Quando Jair Bolsonaro se tornou presidente do Brasil e junto com seus asseclas apresentou ao país o incrível repertório de fake news, grosserias e negacionismo que lhe é peculiar, muita gente sucumbiu ao baixo astral. “Como um personagem assim chegou ao mais alto cargo político?”, se perguntavam os democratas.
Enquanto a esquerda pensava formas de reagir ao neofascismo emergente, surgiu um paliativo para o mau-humor generalizado. O podcast “Medo e delírio em Brasília“, criado por Pedro Daltro e Cristiano Botafogo, provou que era possível reagir e denunciar as bizarrices bolsonaristas sem abrir mão da irreverência que é a marca nacional.
Logo virou hype.
O programa conseguiu tirar da depressão política muita gente que achava que o Brasil estava irremediavelmente perdido para a extrema direita. Os brucutus que ganharam mandato em 2018 continuam por aí, dando muito trabalho, mas viu-se com o tempo que havia espaço para a luta — e a derrota de Bolsonaro em 2022 provou isso.
“Medo e delírio em Brasília” ajudou seus ouvintes a não enlouqueceram de vez — além de Bolsonaro todos enfrentamos a pandemia. Provou que o humor é um santo combustível para a ação, especialmente quando não é nem alienante e nem panfletário.
O tempo passou e cá estamos de novo, em mais um tsunami de baixo astral. Dessa vez, a nuvem cinzenta não está apenas sobre o Brasil, mas sobre o mundo todo.
Donald Trump, Elon Musk, Mark Zuckerberg e outros bilionários de tendência nazista são a ameaça da vez.
O presidente dos Estados Unidos deporta latinos aos montes, manda imigrantes ilegais para Guantanamo, ameaça com tarifas exorbitantes países que até ontem eram aliados, quer anexar o território da Groenlândia, retira direitos da comunidade LGBTQIA+, extermina programas de assistência sociais que investiam bilhões para combater doenças e mitigar catástrofes, demite funcionários, busca a vingança sobre oponentes e por aí vai.
Na terça-feira (4), ao lado de Netanyahu, Trump atingiu um patamar de comportamento nazista que é surpreendente até para uma figura abjeta como ele.

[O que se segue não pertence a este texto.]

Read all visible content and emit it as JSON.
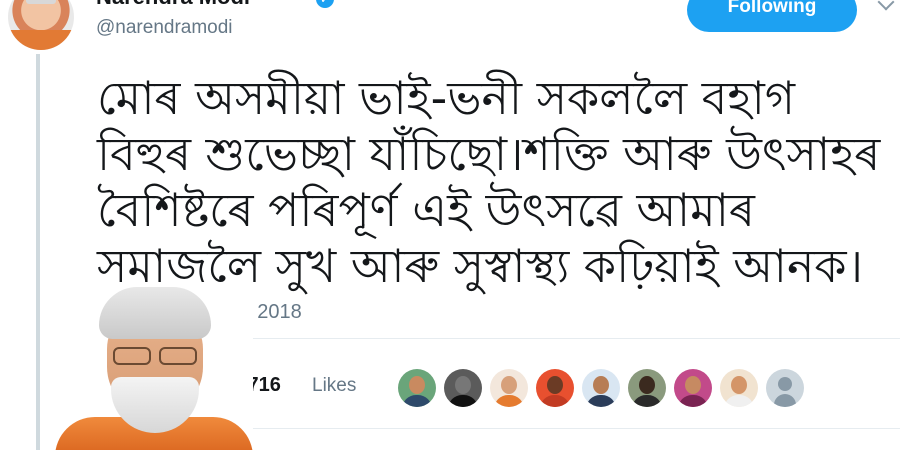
{
  "header": {
    "display_name": "Narendra Modi",
    "handle": "@narendramodi",
    "follow_button_label": "Following",
    "verified_icon": "check-icon"
  },
  "tweet": {
    "text": "মোৰ অসমীয়া ভাই-ভনী সকললৈ বহাগ\nবিহুৰ শুভেচ্ছা যাঁচিছো।শক্তি আৰু উৎসাহৰ\nবৈশিষ্টৰে পৰিপূৰ্ণ এই উৎসৱে আমাৰ\nসমাজলৈ সুখ আৰু সুস্বাস্থ্য কঢ়িয়াই আনক।",
    "timestamp_fragment": "r 2018"
  },
  "engagement": {
    "likes_count_fragment": ",716",
    "likes_label": "Likes",
    "liker_avatars": 10
  },
  "colors": {
    "accent": "#1da1f2",
    "secondary_text": "#657786",
    "divider": "#e6ecf0"
  }
}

Disse que os EUA vão tomar conta do território de Gaza, retirar todos os palestinos e fazer da região um balneário para ricaços.
A explicitação do projeto de limpeza étnica teve como resposta o repúdio da maior parte da comunidade internacional.
Quando lembramos que Trump está apenas no decimo-sétimo dia de seu mandato, temos a noção do tamanho da encrenca em que o mundo se meteu.
Agora é a vez do “Medo e delírio em Washington”.
A grande diferença é que os delírios atuais têm escala gigantesca e são financiados por bilhões de dólares. Como consequência, os medos são incomparavelmente maiores.
Mal ou bem, nosso tiranete local foi contido pelas instituições brasileiras. Mesmo com alguns generais e boa parte do Congresso ao seu lado, ele não conseguiu consumar o golpe que planejava.
A grande pergunta é: quem conseguirá deter Donald Trump e Elon Musk?
Com a ONU mais fraca do que nunca, não há uma instância de questionamento e cobrança real aos autocratas. É puro jogo de cena.
Sendo assim, resta apostar que a crescente insatisfação das classes e países prejudicados por Trump resulte em alguma mobilização. Até mesmo dentro dos EUA.
Não se trata de otimismo.
Por enquanto, esses movimentos contra Trump e Musk são incipientes. Um ato feito nesta quarta-feira (5) em Washington DC reuniu pouco mais de mil pessoas.
Mas, como se sabe, o pêndulo da história costuma surpreender.
Agora, quem foi pego de surpresa fomos nós. Quem sabe amanhã eles é que serão surpreendidos.
Trabalhemos por isso.
Infelizmente (ou felizmente?), como se sabe, não existe um Xandão com jurisdição planetária.